The group of AGs expressed its concern in a letter to Dr. Vanila Singh, chief medical officer for the Office of the Assistant Secretary for Health at the U.S. Department of Health and Human Services.
Morrisey says the HHS draft pain management report suggests providers can rely solely on their judgment instead of consulting the CDC’s evidence-based recommendations.
In addition to their risk for addiction, the bipartisan NAAG letter says opioids can often be ineffective in managing pain. The letter includes several other concerns, including that HHS neither provides a reason for departing from evidence-based CDC guidelines, nor explicitly states that there is no completely safe opioid dosage.
"For many years, state attorneys general have been fighting the opioid crisis on numerous fronts, from protecting consumers against deceptive marketing of prescription opioids to closing pill mills," the letter states. "While this crisis continues, it is incomprehensible that officials would consider moving away from key components of the CDC Guideline for Prescribing Opioids for Chronic Pain ...

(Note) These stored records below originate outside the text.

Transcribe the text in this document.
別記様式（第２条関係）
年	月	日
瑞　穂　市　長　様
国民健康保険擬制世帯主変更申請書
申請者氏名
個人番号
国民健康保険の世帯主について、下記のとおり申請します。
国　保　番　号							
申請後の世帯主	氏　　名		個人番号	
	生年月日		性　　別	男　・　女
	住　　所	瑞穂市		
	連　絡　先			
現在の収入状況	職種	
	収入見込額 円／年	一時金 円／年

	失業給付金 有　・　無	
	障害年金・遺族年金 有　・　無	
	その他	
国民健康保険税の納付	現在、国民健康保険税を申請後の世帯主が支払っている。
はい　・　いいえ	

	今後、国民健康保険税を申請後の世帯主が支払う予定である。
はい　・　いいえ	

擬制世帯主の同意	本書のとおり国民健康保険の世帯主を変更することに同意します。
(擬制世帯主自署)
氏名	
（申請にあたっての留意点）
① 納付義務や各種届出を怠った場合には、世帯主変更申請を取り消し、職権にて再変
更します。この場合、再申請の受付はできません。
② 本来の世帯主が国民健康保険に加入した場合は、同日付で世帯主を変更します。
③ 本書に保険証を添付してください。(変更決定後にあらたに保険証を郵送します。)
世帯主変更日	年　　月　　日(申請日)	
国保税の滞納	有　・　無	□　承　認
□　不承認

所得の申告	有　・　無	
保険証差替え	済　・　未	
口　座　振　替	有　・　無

"The well-established risks associated with higher doses of opioids, prescriptions of longer duration, and concurrent prescriptions of opioids and benzodiazepines demand reasonable guidelines to inform appropriate decision-making.
"The Draft Report should be revised to clearly state that there is no completely safe opioid dose, and that higher doses are particularly – and predictably – risky."
The letter says that since the CDC guideline was issued, the evidence has continued to mount that opioids achieve limited pain relief for chronic noncancer pain and are often no better than other options for treating acute pain.
"As attorneys general we have witnessed the devastating effect of unfettered opioid manufacturing, distribution and prescribing on our public health, social services and criminal justice systems," the letter states. "The well-established risks associated with higher doses of opioids, prescriptions of longer duration, and concurrent prescriptions of opioids and benzodiazepines demand continued constraints.
"As a matter of public safety, there is simply no justification to move away from the CDC Guideline to encourage more liberal use of an ineffective treatment that causes nearly 50,000 deaths annually."
In West Virginia, Morrisey's office has developed a best practices toolkit for opioid prescribing and dispensing endorsed by more than 25 national and state stakeholders, and led a first-of-its-kind effort to empower doctors and pharmacists with the right to refuse opioid-based medication without fear of retaliation.
The AGs from Montana and Washington state led the NAAG letter, which also was signed by the AGs from Alaska, Colorado, Connecticut, Delaware, District of Columbia, Florida, Guam, Idaho, Illinois, Iowa, Kentucky, Maine, Maryland, Massachusetts, Minnesota, Mississippi, Nebraska, Nevada, New Hampshire, New Jersey, New Mexico, New York, North Carolina, North Dakota, Ohio, Oklahoma, Oregon, Pennsylvania, Puerto Rico, Rhode Island, South Carolina, South Dakota, Utah, Vermont, Virginia and Wyoming.